The language of climate change science
A Pre-school to Year 8 teaching and learning progression
The following open resource has been curated by PETAA Board directors Bronwyn Parkin and Julie Hayes as a precursor to a forthcoming PETAA publication and related professional learning on Teaching the Language of Climate Change Science, under development for 2021.
The threat posed by human induced climate change is real. If we are to act as a global community to respond to that threat and build a brighter future for our students — and future generations — the work begins in schools, as we teach our young people about the planet with a systematic emphasis on developing stewardship, responsibility and care for its environment.
Although climate change is not explicitly mentioned in the science curriculum descriptors until Year 10, a deep understanding of how our actions and use of Earth’s resources affect the environment and living things can be developed through all the science strands beginning in the early years.
In this teaching and learning progression, which spans from pre-school to Year 8, teachers will harness the potential of the science curriculum, and the sustainability cross-curriculum priority, to help their students design the future of the Earth.
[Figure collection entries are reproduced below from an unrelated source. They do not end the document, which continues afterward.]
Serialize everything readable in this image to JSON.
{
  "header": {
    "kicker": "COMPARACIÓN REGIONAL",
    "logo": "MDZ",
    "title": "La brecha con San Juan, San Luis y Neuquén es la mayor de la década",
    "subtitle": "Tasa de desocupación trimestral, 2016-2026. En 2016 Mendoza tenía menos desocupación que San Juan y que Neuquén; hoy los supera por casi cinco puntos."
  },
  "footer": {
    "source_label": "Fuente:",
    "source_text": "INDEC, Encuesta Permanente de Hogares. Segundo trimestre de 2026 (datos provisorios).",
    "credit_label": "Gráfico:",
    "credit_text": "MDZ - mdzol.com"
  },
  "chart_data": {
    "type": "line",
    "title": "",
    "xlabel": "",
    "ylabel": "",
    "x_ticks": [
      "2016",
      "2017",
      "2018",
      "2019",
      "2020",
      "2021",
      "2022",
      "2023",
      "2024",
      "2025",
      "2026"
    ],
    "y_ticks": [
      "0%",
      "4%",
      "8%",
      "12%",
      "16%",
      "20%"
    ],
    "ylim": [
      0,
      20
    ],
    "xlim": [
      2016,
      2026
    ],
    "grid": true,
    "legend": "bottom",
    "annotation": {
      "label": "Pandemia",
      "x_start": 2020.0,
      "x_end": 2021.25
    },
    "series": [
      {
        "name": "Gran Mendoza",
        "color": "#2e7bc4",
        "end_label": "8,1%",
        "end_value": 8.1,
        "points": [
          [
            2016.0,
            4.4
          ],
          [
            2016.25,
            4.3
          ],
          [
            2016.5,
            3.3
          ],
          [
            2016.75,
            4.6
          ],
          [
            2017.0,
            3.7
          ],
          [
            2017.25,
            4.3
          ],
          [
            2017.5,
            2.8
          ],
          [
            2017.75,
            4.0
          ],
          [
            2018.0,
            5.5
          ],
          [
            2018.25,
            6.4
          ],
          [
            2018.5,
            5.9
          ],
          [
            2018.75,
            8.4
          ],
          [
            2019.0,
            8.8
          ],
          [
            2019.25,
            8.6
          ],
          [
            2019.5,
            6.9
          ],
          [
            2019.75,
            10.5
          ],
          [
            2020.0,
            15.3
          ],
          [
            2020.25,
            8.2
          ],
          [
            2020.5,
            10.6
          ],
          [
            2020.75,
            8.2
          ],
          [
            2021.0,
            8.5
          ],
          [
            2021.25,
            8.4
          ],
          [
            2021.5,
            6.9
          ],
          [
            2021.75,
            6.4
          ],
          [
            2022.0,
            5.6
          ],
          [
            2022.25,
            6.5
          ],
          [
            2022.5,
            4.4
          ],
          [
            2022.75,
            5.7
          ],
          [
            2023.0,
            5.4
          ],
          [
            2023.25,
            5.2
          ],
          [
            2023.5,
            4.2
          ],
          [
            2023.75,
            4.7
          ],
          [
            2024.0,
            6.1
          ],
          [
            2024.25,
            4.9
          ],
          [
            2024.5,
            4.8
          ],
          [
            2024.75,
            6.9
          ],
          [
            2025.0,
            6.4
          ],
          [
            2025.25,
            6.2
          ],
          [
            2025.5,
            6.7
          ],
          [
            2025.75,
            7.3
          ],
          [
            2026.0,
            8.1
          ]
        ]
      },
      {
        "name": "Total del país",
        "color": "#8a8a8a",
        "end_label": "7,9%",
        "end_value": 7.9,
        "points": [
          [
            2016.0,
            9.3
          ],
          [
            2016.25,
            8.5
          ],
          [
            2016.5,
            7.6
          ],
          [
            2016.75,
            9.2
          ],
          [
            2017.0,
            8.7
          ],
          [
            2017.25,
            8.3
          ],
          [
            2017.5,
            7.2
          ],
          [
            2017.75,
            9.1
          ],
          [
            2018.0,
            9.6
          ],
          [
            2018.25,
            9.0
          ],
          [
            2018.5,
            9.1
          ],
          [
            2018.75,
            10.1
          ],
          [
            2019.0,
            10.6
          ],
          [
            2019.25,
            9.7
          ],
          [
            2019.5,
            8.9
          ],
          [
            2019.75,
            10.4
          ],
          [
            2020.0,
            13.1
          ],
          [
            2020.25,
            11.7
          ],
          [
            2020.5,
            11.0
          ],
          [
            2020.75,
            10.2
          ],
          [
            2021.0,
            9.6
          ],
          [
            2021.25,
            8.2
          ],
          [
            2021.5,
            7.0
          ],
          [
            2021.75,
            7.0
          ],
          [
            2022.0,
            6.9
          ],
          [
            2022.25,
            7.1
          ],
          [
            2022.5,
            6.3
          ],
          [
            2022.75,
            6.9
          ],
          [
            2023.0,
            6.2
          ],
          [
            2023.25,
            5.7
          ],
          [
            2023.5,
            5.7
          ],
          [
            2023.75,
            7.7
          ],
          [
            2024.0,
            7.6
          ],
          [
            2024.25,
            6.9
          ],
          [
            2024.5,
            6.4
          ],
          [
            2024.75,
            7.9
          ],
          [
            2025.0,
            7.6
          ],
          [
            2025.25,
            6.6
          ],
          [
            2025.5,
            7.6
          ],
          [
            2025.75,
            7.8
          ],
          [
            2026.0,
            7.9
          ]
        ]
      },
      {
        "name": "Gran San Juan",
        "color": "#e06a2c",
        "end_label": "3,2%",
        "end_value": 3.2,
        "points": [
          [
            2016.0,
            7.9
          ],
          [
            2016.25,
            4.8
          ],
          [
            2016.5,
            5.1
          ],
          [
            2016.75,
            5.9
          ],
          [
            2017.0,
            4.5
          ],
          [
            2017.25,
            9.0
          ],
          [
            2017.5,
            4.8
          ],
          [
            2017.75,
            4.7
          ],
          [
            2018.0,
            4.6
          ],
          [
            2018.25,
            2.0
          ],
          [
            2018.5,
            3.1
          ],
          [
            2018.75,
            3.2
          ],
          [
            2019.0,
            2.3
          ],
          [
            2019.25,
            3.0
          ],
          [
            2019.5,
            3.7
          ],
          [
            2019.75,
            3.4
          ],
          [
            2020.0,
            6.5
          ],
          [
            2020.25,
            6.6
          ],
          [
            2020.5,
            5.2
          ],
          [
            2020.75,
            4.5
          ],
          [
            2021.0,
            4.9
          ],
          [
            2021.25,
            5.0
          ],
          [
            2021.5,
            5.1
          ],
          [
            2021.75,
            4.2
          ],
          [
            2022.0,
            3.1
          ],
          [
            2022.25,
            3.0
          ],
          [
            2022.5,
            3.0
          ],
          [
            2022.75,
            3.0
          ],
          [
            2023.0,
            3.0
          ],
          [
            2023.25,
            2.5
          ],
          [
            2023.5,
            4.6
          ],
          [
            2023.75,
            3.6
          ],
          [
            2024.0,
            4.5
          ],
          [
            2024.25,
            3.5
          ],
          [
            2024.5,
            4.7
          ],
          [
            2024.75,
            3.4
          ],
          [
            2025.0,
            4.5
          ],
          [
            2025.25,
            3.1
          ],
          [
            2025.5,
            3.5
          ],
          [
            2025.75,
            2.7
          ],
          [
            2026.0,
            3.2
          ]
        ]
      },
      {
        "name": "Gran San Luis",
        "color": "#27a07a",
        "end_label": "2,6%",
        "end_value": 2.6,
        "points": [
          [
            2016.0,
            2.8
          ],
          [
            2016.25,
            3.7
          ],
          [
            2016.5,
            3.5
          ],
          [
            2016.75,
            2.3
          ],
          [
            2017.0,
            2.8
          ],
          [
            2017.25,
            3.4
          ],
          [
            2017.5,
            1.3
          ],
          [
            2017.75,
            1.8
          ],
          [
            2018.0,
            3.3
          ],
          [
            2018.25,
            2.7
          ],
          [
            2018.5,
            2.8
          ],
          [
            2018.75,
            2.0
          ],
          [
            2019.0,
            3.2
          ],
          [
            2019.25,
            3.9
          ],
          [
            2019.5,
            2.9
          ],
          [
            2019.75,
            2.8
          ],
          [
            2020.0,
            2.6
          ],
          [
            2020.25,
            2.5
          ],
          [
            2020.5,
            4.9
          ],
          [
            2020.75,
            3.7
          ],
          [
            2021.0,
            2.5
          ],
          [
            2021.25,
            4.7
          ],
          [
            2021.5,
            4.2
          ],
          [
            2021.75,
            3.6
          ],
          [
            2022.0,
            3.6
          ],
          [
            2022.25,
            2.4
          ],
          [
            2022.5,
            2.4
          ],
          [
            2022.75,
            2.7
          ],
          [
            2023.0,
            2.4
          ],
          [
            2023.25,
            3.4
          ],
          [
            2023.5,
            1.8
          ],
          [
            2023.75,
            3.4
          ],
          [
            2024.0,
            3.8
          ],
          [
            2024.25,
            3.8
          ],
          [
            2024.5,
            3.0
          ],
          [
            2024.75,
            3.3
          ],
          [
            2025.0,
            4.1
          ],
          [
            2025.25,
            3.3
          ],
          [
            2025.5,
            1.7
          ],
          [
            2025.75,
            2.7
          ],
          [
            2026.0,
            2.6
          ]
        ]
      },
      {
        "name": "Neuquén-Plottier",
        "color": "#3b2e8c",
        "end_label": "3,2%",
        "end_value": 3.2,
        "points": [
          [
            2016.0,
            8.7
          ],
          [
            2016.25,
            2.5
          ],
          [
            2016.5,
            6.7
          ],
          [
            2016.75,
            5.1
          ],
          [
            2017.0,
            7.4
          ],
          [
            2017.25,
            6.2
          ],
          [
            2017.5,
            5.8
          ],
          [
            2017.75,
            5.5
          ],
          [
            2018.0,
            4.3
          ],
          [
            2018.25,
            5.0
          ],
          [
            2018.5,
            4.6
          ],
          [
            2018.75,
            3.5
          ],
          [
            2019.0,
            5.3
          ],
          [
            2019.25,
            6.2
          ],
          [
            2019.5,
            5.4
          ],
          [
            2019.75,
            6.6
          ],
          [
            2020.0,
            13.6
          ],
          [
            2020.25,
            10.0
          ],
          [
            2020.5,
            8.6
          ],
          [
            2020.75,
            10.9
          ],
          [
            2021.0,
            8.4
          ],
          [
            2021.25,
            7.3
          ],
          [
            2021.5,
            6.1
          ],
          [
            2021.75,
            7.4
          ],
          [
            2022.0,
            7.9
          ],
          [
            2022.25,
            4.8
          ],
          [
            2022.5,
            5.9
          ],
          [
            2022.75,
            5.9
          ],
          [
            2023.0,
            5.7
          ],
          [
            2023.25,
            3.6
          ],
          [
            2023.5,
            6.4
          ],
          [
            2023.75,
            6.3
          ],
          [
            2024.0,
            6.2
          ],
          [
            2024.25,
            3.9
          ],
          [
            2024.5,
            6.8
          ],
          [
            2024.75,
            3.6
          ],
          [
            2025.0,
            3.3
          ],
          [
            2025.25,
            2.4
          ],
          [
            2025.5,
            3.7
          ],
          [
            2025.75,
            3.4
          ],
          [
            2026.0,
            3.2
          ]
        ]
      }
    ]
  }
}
It will support teachers and students in gradually making the links between science and climate change at an appropriate level of understanding for each year level.
Created by educators, academics, and scientific experts, these language-focused and logical progressions will build a better world. By following these progressions, students will be able to talk, read and write scientifically about climate change and its causes and effects — and learn that they can be part of the solution.
The progression will:
- Save teachers time by identifying the science that underpins the understanding of climate change and making the links between the two explicit for sharing with students
- Fulfil many Australian curriculum requirements in Science, linked with aspects of the Sustainability cross-curriculum Priority
- Explore ways that people can slow down human induced climate change so that the planet and all that is living on it survives and thrives
- Develop respect for, and trust in, scientifically gathered evidence and the scientific community to provide reliable information
- Set teachers on a path of long-term professional development as the second and third stages — including a reference text for teachers and professional learning courses — continue this journey towards a practice of consistent, evidence-based, climate-informed pedagogy
- Allow leaders to create a transformative learning environment that over the years, develops students’ understanding of the science of climate change, as well as fostering positive attitudes, appreciation and respect for the natural world
- Develop a community of informed, articulate, and active citizens, who recognise the Earth as their home, the interdependence of all living things, and who have the will and means to act in creating a sustainable future.